In a press call co-hosted by the organizations, Kathy Maness, council member of Lexington, SC and NLC first vice president, questioned the true value of local-level funding from the CARES Act. "How can this bill be the bill that's supposed to help America respond and recover, when cities in 27 of our 50 states are not going to receive any direct relief funding?" she asked.
Louisville, KY Mayor and USCM Vice President Greg Fischer echoed these remarks. "The cold reality of this pandemic is, the costs of these actions to take care of our city right now are blowing massive holes in our budget," he said.
Unlike the federal government, local governments are often legally prohibited from running annual budget deficits, requiring a balanced budget.
This has left cities "hanging by a thread," said Vince Williams, mayor of Union City, GA and NLC second vice president. "The federal government needs to understand, when we're talking about achieving balanced budgets, we don’t need to play with people’s lives."
Leaders are hopeful that the requested $250 billion in relief, if issued by the federal government, would be enough to keep cities afloat amid the pandemic.
Some Congressional leaders have recognized the funding calls. Last week, Rep. Joe Neguse, D-CO, introduced the "Coronavirus Community Relief Act," which would provide $250 billion in funding to cities with populations of 500,000 or less.
House Speaker Nancy Pelosi and Senate Minority Leader Chuck Schumer are also pressing the federal government for an additional $150 billion in relief for state and local governments grappling with depleted tax revenues. That funding would support over 700 municipalities (compared to 36 currently supported by federal aid), said Dayton, OH Mayor and USCM Second Vice President Nan Whaley on the press call.

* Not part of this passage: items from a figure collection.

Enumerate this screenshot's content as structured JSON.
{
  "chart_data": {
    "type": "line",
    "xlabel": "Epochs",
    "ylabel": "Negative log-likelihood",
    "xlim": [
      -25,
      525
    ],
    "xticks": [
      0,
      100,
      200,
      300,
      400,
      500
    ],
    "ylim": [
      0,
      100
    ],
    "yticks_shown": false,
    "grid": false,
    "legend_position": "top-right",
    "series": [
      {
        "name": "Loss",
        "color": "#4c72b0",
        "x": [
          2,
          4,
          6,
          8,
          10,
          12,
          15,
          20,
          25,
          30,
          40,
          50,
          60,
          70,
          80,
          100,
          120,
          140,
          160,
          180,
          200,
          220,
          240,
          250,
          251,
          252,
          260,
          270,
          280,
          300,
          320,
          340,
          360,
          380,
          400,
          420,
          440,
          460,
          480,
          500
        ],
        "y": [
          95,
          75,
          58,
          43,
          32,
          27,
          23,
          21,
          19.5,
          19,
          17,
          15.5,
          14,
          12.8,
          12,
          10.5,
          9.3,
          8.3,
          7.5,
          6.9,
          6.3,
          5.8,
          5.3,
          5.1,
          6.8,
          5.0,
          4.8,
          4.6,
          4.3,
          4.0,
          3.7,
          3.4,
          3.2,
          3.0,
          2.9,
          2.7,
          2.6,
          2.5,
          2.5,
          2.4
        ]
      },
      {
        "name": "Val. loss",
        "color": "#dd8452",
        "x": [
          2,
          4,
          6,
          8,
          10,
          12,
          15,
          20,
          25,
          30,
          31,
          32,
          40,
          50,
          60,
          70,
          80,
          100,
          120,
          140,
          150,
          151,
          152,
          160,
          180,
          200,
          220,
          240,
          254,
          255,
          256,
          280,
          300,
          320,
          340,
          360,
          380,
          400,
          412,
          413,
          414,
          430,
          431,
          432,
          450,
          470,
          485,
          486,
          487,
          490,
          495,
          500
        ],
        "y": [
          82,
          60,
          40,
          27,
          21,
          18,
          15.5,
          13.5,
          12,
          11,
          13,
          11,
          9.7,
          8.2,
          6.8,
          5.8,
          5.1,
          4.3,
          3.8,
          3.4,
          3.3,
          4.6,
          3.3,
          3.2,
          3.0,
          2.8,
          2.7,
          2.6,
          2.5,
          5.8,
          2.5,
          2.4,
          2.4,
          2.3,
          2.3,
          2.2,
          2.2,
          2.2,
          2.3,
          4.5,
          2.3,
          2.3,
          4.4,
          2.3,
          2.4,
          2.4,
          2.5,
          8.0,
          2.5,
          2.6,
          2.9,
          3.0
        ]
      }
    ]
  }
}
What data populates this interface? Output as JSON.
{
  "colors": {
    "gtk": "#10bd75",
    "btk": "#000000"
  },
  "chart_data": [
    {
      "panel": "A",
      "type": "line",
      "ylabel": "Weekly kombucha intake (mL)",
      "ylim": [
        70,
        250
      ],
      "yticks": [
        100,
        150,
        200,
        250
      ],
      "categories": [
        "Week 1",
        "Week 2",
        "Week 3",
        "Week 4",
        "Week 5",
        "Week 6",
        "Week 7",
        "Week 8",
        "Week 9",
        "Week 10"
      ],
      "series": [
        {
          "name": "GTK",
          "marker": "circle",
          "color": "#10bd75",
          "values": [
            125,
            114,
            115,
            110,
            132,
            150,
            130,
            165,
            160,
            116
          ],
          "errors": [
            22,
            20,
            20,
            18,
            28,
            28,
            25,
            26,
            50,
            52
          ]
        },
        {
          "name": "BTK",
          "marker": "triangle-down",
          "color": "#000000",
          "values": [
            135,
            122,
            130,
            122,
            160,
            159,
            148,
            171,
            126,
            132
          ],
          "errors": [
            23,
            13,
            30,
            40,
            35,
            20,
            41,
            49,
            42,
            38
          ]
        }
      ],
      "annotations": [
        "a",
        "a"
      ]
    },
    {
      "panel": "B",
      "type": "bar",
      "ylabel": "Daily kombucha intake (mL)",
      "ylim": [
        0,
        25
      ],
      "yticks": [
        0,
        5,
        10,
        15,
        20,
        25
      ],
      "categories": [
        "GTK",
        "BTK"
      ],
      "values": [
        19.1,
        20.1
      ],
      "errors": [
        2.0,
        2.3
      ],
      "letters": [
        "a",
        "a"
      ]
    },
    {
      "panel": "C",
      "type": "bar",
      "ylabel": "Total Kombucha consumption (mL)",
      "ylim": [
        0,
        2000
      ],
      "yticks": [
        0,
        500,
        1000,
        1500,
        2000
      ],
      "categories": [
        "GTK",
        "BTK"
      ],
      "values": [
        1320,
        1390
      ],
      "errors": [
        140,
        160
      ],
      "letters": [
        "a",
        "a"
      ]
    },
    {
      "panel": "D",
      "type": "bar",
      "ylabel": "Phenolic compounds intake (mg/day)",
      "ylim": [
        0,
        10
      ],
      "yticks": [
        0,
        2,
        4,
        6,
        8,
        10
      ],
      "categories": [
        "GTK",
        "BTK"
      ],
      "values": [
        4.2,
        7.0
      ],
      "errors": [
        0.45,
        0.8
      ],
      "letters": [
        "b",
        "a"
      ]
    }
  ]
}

“Cities know one thing though: If the money isn’t directly allocated, it’s awful hard to get it," she said. This sentiment has spurred additional efforts to get funding straight into cities' hands, such as the recently launched Local Bailout for the Many, in which more than 100 local and state elected officials outlined guidance and calls to action to increase local relief measures.
Beyond receiving aid to deal with current impacts of COVID-19 on cities, leaders are also looking ahead to what will be needed for recovery efforts — and who will be in charge of that recovery.
Whaley referenced a daily call between Ohio Gov. Mike DeWine and the state's seven largest cities, including Dayton, to discuss potential recovery strategies and ensure Ohio's top leaders are on the same page. "It will not be like a switch," she said, "but a slow and gradual open when that comes."
Other leaders are concerned about local leaders' ability to make those calls, citing President Trump's recent declaration of authority over when the economy reopens.
“The federal government needs to stay in their lane," Los Angeles Council Member and NLC President Joe Buscaino said on the call. "States, municipalities heavily rely on the federal government for resources and relief. But we need to ensure that our state executives can make those decisions. That’s by law, per Constitution."